腸チフス、パラチフスは、サルモネラ菌による感染症です。東南アジア、中南米、アフリカ等世界各地でまん延しており、流行が繰り返されています。国内では、昭和の初めから終戦後にかけて代表的な感染症の1つでしたが、衛生的な環境の整備の進展に伴い患者数は急激に減少しました。現在、国内で発生する患者の多くは海外での感染によるものですが、国内発生例もみられます。

【腸チフス・パラチフスの症状】
腸チフスとパラチフスの症状はほとんど同じですが、一般的にパラチフスのほうが症状が軽いといわれています。
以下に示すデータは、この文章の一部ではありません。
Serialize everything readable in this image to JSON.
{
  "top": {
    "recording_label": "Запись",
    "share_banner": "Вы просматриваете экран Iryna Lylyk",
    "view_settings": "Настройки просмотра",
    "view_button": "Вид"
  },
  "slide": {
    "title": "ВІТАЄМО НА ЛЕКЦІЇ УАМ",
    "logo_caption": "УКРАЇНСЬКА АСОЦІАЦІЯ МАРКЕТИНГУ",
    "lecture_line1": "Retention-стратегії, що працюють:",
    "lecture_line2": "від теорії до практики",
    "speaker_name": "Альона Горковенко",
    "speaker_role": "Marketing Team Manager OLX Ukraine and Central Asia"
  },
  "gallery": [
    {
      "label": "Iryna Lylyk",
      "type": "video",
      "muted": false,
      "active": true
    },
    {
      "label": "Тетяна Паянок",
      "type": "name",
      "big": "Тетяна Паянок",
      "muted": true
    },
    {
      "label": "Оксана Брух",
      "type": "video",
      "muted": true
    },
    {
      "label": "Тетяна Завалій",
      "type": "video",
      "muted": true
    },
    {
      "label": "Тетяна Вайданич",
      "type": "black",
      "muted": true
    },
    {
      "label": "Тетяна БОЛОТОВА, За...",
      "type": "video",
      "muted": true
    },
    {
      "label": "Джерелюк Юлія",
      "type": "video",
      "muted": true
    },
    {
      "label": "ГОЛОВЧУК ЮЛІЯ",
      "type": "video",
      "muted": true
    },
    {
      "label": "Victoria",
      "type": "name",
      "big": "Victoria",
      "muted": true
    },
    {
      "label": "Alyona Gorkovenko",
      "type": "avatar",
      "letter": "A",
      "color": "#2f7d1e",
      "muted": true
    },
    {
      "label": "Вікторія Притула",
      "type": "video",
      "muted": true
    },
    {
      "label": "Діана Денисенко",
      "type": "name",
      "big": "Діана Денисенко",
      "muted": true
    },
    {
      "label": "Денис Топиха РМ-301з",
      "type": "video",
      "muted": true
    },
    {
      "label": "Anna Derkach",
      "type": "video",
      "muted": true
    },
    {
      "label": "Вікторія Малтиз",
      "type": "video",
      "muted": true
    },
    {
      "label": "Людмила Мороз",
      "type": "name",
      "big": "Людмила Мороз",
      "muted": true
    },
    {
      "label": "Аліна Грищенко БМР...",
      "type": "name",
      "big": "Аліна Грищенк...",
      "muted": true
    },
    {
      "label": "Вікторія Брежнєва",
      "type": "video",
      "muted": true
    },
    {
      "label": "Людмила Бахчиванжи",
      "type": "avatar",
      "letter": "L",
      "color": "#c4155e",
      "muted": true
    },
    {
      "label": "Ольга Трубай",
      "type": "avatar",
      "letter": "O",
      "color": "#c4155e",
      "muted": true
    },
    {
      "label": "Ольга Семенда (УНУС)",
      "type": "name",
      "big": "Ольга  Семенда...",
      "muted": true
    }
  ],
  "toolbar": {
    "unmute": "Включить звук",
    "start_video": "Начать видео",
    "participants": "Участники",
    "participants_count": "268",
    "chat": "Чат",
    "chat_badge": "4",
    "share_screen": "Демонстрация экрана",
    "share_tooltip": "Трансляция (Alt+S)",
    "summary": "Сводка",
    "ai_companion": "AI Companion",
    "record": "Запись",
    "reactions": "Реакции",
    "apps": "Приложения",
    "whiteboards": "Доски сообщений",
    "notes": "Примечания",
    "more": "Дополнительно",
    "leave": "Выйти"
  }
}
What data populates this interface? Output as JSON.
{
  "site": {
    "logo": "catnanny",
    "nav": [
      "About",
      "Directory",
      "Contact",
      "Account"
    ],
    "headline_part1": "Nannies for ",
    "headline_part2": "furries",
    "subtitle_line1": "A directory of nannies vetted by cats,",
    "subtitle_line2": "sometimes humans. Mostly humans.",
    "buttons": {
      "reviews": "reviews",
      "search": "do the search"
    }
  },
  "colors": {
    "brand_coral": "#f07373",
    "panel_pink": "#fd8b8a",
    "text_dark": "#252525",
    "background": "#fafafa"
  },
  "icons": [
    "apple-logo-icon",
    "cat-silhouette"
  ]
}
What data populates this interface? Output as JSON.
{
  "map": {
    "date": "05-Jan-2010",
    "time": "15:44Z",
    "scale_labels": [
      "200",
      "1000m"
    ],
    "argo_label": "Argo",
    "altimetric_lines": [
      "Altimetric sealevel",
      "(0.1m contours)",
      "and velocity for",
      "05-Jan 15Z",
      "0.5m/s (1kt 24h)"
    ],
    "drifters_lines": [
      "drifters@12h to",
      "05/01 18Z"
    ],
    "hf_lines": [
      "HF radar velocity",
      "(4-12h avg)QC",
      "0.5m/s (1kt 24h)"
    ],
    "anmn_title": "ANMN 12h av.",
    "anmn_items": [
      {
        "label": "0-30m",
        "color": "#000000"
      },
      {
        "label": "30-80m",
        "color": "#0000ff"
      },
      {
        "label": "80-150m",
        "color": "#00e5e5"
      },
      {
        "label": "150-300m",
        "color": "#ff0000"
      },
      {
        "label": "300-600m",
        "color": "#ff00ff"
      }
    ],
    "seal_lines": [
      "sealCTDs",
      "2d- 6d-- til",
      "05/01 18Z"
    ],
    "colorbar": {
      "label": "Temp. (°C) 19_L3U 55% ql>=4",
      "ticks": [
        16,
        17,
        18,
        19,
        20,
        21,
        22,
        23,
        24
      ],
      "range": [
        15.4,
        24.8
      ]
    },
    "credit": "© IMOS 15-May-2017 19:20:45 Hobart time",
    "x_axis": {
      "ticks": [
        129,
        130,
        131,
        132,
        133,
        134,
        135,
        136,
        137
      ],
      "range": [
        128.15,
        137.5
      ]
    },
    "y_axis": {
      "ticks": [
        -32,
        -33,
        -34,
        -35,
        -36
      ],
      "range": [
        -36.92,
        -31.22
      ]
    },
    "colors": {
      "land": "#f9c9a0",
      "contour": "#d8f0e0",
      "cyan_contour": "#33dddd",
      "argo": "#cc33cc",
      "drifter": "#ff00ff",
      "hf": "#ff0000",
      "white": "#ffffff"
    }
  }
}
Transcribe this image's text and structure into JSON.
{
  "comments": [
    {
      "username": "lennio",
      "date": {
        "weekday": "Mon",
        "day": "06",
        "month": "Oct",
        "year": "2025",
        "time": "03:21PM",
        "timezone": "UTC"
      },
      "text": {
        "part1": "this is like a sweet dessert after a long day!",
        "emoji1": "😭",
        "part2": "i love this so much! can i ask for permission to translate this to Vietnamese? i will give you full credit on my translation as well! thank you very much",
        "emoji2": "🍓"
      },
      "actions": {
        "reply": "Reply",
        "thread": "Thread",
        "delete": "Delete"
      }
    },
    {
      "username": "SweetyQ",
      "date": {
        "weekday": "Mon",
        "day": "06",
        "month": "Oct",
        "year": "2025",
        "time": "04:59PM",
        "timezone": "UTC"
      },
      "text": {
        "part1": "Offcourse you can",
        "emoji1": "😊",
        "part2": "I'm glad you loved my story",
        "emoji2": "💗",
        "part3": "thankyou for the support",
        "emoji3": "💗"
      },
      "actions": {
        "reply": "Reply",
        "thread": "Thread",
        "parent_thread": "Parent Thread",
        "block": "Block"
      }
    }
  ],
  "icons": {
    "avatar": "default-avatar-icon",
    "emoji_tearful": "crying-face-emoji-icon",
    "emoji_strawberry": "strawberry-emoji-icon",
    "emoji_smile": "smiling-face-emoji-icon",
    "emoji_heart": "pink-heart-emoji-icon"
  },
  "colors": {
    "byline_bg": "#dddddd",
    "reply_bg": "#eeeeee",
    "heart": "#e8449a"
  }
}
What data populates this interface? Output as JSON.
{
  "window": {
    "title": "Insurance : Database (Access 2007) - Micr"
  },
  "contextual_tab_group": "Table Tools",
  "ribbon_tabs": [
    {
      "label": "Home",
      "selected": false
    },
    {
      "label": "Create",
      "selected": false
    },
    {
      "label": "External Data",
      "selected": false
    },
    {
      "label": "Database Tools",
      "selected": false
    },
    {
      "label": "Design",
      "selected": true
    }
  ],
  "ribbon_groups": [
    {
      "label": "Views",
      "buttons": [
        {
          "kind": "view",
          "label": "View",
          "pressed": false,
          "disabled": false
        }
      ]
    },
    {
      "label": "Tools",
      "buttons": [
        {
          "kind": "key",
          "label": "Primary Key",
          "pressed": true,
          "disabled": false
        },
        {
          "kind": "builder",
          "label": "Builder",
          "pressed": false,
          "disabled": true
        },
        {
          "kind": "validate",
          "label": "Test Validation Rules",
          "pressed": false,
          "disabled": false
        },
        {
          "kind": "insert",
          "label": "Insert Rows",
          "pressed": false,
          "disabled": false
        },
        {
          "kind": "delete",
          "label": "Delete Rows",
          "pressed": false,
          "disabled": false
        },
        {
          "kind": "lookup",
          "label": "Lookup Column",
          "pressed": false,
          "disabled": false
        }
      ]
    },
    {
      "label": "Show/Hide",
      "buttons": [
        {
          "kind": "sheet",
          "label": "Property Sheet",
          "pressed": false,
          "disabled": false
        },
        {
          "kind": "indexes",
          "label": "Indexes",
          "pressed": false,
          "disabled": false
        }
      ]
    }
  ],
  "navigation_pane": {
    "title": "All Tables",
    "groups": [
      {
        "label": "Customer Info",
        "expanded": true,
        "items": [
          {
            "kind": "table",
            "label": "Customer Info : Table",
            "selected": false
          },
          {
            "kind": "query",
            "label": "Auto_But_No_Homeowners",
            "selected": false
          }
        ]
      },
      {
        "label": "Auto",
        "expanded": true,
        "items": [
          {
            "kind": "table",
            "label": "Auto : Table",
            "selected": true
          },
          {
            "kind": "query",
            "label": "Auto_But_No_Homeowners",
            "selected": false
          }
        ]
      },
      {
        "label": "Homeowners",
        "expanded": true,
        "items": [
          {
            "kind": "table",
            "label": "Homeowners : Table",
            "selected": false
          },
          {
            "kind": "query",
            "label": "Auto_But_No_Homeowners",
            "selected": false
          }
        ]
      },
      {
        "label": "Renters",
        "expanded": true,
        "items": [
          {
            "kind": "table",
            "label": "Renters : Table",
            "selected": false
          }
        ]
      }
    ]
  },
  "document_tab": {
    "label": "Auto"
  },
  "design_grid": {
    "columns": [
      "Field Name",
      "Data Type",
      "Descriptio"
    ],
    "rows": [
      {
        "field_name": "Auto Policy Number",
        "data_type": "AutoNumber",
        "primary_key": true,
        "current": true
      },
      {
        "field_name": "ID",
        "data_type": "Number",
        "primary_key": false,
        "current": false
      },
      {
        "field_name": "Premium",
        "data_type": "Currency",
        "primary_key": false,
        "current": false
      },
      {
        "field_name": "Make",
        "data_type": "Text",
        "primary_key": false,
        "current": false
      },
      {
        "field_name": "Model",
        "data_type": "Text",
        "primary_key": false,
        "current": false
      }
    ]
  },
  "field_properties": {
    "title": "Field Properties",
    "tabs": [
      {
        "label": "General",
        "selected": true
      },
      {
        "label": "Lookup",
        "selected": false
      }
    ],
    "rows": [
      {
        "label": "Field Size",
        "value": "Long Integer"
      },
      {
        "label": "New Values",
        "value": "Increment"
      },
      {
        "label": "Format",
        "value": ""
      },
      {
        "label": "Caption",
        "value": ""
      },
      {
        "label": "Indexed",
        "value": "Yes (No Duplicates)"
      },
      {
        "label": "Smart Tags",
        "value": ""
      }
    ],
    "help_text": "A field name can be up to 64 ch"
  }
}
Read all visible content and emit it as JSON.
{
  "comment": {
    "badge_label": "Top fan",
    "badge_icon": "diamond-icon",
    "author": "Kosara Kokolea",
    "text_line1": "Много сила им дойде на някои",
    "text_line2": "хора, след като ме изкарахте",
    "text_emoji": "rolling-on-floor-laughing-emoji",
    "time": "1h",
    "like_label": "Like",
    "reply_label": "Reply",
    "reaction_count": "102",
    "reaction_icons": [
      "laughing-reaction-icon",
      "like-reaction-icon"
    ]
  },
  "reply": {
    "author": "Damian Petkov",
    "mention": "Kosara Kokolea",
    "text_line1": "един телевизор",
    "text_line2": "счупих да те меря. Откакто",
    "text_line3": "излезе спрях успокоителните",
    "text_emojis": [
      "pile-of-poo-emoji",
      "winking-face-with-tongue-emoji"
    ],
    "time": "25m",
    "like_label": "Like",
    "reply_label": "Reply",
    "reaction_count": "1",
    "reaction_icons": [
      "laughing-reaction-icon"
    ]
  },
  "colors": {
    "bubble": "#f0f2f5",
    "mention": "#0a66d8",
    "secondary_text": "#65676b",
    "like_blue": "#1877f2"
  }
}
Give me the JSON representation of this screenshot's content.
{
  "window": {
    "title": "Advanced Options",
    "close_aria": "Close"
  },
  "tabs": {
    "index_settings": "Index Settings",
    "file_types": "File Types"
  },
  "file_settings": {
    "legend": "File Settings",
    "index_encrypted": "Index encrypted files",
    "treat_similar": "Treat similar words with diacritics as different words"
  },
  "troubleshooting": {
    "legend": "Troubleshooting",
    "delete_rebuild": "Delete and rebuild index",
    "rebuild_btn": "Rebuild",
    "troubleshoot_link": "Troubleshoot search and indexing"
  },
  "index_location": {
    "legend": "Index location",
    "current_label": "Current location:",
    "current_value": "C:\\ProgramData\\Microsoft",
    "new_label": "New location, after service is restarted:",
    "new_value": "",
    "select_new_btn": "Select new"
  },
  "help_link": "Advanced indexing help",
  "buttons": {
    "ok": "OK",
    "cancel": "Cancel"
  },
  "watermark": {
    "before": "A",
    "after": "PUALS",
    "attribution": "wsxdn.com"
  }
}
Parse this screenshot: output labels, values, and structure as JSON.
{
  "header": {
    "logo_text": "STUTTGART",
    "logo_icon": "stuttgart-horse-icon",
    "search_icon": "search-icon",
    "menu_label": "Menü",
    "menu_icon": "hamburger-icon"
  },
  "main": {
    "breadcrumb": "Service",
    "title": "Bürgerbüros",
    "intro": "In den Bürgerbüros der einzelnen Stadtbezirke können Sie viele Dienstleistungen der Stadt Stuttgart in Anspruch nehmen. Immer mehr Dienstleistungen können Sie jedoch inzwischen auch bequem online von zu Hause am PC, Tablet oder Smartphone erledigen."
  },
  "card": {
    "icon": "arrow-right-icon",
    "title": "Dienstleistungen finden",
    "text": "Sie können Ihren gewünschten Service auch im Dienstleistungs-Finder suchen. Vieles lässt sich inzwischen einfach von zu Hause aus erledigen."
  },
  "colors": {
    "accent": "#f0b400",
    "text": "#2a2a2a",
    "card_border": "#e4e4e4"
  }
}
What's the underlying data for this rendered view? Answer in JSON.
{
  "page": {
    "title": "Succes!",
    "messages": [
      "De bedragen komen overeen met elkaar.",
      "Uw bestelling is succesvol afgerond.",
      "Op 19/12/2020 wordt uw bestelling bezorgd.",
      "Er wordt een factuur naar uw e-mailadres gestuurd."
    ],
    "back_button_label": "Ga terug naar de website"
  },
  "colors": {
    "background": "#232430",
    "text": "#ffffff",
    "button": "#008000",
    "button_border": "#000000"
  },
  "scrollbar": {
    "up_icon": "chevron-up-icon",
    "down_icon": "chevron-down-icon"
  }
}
潜伏期間は7〜14日で、その後38〜39℃以上の高熱が続き、除脈、脾腫、便秘または下痢を呈しますが、時に腸出血、腸穿孔をおこすこともあります。また、最近は少数となりましたが、重症例では意識障害をきたし、無欲状顔貌、難聴をおこすことがあります。

【腸チフス・パラチフスの原因と感染経路】
病原体は、腸チフスはチフス菌(Salmonella Typhi)、パラチフスはパラチフスA菌(Salmonella Paratyphi A)です。ヒトのみに感染し、患者や保菌者の便に汚染された食品や水を摂取することによって感染(経口感染)します。